There are legitimate concerns among a car dominated culture in Monotopolis and even more opportunity to help alleviate those concerns through cross-cultural education. Its hard work, but its the way to build more support for rail, BRT and bikes.
First time reading this blog. Cheers.
Thanks for the detailed response. I appreciate the opportunity to follow up. First, I absolutely didn’t mean the people who live in ANY of the neighborhoods. I meant specifically Leffingwell and Almanza as quoted in the Statesman. I admit I abbreviated the quotes to summarize the problem as it relates to our car dominated culture.
Really, my larger point was that the fact the none of the rail since I moved to Austin in 2006 has not had a leader. Mayor Leffingwell has proved a good business administrator. He has run an efficient, effective ship over his two terms. You might argue one or the other that he and the council have been too business friendly, take that to another blog. For the purpose of an alternate transport policy, everyone will be afraid of a change because 1. It will be expensive 2. they won’t really understand what they are getting 3. they won’t understand how it will effect them and, 4. Generally in this day and age they’ll believe that there will be favoritism, mismanagement and overspend, because thats all the media will focus on.
To avoid this, the transport policy needs a champion; a leader.
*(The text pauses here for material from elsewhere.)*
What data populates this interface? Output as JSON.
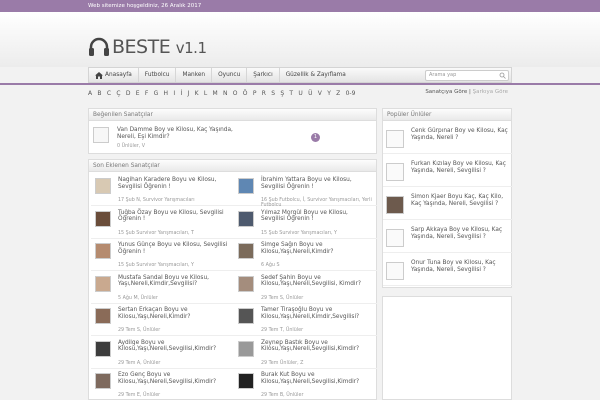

Someone in a position of authority, and ideally the Mayor but not exclusively. The leader would communicate the vision, oversea the strategy, and argue against the vested interests who will lobby, fund, and lie against the proposal.
For arguments sake, Newsom when Mayor of San Francisco was a leader in a number of areas. http://en.wikipedia.org/wiki/Gavin_Newsom
I agree on Montopolis, I’m sure of the practical issues, but some form of spur, or link to the airport line, should be provided and the trains should run right into downtown along Riverside in two central lanes dedicated to the trains. The any many reasons for this, the most important of which being to provide a quick, efficient, viable transport alternative into the city for workers. They could definitely run alternating express and local trains which would drop off on Riverside, or some variation of that.
The trains also need dedicated racking inside the train cars for bikes, at least 8-10. Yes, they won’t get used to start with, that’s part of the vision and communication. The only way to make trains viable is to make them really attractive to the widest possible community. Over the next 20-years we have to make this work for the sake of Austin future.